Seventh edition. — Elsevier, 2017. — 2482 p. — ISBN: 978-1-4557-7427-2.
“See one, do one, teach one” was the mantra of our past generation of surgical mentors. This rubric was emblematic of a surgical apprenticeship style of learning that had been effective for centuries. But implicit in this approach is a trial and error mentality that may only have worked in a day of lower expectations and a more narrow understanding of disease. The last half century has witnessed an explosion of technological advancements, increased scientific knowledge base, and surgical complexity, coupled with parallel changes in health care financing, regulation, and work hour restrictions that challenge our ability to teach effectively. The average adult learner requires not one, but seven exposures to learn a new concept, and retention becomes even more difficult if the learning occurs over a short, intense study period. Similarly, psychological theory holds that it may take as many as 10,000 repetitions to master a technique or a skill. How then can a medical student, or even an accomplished surgeon, master a surgical reconstruction of a disorder that he or she may only see twice in a career? Benjamin Franklin quipped, “Experience keeps a dear school, but fools will learn in no other.” Experience alone is not a panacea, however, as one can practice and engrain incorrect techniques. Experience should be accompanied by feedback and reinforcement, such that when skill acquisition is accompanied by reading, learning, and coaching, repetition will lead to mastery.

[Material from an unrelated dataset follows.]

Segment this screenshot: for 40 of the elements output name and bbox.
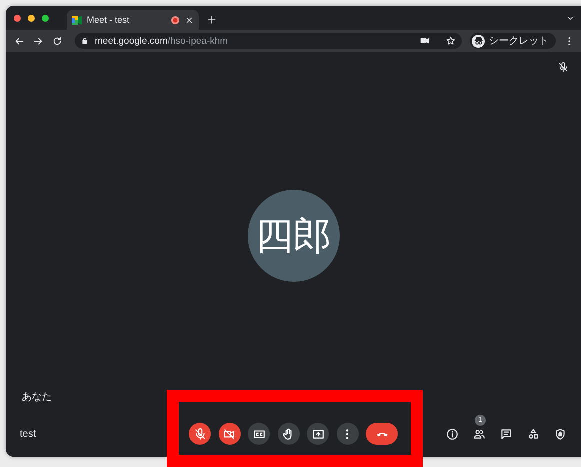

Enter Green’s Operative Hand Surgery, a concept that was introduced 35 years and six editions ago, and one that has remained the backbone of hand surgical learning since. David Green invited recognized masters of specific hand surgical techniques to pool their talents to create an enduring resource of expert techniques, a synthesis of current publications and novel research, and the hugely successful guide to success: the Author’s Preferred Technique. In this book, you can immerse yourself in concise tutorials of what works and what doesn’t, learn the evidence and the anecdotes that contribute to success, and
enlist the surgical mentoring of nearly a hundred recognized experts in hand surgery. The electronic version of Green’s Operative Hand Surgery, available at ExpertConsult.com, does not simply duplicate the written content but expands on it, with volumes of illustrative cases, an expert classroom of 60 video techniques, classic chapters from archived editions, and regular online updates of emerging techniques that promise to change the landscape of tomorrow’s hand surgery. Through the intensely dedicated work of its five editors, Green’s can sharpen the skills of hand surgeons worldwide and excite present and future students of hand surgery. Welcome to Green’s Operative Hand Surgery, seventh edition.